Que você, aliás, seja feliz. Sem mesmo entender o que é felicidade – mamãe poderia viver sete vidas que jamais entenderia. Mas que sorria a cada vez que aquela música de que você gosta tocar no rádio. Ou quando a previsão do tempo indicar chuva e você abrir a janela do seu quarto e se deparar com um sol claro e quentinho. Ou quando você abrir o freezer, vir um pote de sorvete, achar que é feijão, abrir e constatar que é sorvete mesmo. Que você saiba dar valor às coisas simples. A um beijo de mãe – que pode ser a pessoa mais chata do mundo, mas que sempre vai zelar pelo (que ela acha que é o) seu bem. A um domingo na casa da avó – momento que deveria ser decretado patrimônio histórico, que é pra ninguém colocar a mão. A um feriado em que se pode dormir até tarde – pra tentar compensar as tantas noites que você passará em claro trabalhando ou estudando ou até mesmo cuidando de alguém que você ama..
Que você, acima de tudo, ame e tenha um amor. Que não precisa ser o maior da sua vida. Nem imortal, nem infinito, nem mais genuíno do que o de Romeu e Julieta. Mas que mude a sua vida. Que, pelo menos por um quarto de segundo, o faça entender que o melhor lugar nunca foi um lugar. Mas que, antes disso – e por que não depois? – você sinta um pouquinho de dor – independente de qual seja a causa raiz. E que você caia. E se levante.

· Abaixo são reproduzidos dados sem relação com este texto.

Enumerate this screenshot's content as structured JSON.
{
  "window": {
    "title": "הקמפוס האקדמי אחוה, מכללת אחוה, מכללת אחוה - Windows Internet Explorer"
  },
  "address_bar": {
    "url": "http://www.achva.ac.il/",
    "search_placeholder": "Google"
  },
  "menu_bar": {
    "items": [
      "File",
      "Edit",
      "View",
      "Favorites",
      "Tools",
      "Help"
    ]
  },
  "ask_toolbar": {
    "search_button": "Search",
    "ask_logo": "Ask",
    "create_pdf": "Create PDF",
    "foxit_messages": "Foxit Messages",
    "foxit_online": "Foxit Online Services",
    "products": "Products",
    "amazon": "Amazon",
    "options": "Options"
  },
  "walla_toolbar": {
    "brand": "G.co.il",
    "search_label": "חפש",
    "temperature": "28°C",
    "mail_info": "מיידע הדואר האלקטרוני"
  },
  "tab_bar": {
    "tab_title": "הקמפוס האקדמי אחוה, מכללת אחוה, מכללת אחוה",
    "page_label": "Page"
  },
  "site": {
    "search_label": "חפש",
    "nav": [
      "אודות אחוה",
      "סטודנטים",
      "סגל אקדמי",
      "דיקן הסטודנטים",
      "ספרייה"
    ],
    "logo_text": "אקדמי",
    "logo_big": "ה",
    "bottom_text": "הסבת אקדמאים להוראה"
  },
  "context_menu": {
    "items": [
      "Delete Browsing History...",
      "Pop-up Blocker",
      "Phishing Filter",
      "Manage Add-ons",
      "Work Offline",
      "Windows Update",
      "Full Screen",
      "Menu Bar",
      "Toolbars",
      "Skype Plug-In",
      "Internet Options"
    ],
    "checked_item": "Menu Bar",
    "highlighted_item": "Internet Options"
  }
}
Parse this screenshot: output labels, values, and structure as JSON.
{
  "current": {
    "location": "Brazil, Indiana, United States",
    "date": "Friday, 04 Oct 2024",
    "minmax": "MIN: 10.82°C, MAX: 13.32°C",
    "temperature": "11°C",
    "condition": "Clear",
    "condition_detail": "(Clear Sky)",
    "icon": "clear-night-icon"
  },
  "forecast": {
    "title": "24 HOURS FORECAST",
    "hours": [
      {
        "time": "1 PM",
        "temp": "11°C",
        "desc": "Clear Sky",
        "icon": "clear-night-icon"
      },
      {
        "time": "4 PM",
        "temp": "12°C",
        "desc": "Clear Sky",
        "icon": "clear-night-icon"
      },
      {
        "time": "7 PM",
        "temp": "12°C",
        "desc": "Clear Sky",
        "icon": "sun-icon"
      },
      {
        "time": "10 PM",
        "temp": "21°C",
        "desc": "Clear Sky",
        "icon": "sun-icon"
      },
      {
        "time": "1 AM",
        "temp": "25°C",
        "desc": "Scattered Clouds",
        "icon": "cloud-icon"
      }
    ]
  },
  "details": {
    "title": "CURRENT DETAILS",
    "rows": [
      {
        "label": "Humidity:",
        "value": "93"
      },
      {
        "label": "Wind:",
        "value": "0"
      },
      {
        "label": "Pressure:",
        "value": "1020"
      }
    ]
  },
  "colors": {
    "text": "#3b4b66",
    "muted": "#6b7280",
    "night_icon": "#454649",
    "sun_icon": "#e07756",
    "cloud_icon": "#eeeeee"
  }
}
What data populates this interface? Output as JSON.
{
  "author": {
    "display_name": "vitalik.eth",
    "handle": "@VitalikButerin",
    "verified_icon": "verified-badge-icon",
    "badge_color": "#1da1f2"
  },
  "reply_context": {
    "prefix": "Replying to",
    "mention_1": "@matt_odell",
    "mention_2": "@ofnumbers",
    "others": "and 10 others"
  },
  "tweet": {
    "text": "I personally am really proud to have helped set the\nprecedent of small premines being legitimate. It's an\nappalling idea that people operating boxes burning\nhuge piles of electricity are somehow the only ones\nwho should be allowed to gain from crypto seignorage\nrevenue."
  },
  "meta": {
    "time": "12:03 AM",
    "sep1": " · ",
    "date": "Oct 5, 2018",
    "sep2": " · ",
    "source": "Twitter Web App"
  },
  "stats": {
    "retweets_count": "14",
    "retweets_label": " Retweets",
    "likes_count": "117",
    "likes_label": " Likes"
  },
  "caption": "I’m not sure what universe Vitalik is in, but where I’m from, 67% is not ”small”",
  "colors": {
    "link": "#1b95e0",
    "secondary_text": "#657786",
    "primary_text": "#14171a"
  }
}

E tenha a coragem de, mesmo depois de repetidos tombos, erguer a cabeça, se olhar no espelho e ver o quão bonito o seu rosto continua, a despeito das cicatrizes. Porque é na provação que a gente amadurece.
E que você amadureça. E envelheça. Mas que cuide sempre e muito bem da sua alma e do seu corpo. Que é o seu templo. Mas que não tem que ser sarado, gostoso e depilado para ser bonito. Que pode ser gordinho, cheio de dobrinhas. Que pode ser magrelo, com os ossinhos saltados. Que pode até ser todo desenhadinho, assim como o da mamãe. Mas que seja somente seu – independente do comprimento da saia que você use ou do horário da noite em que você está perambulando por aí. E que ninguém ouse encostar nele se você não quiser, que é aí que a mamãe vira um bicho.
Coisa de mãe, essa de tentar amenizar sofrimentos. E talvez seja sina de mãe entender que, por ser humano, todo filho também está fadado a uma jornada que, mais dia menos dia, culminará no fracasso. Talvez não no fracasso de não ter sido bem sucedido em uma das milhões de tarefas que temos que cumprir durante a vida. Mas, certamente, no fracasso de, um dia, ter que deixar o palco, mesmo se o nosso espetáculo ainda nem tiver chegado perto do tão ensaiado clímax.
No que eu puder, meu filho, eu prometo amenizar a sua dor. E no que eu não puder, que pelo menos eu possa suportar as suas lágrimas.
De sua mãe, que ainda não existe. E que, talvez, nem venha a existir.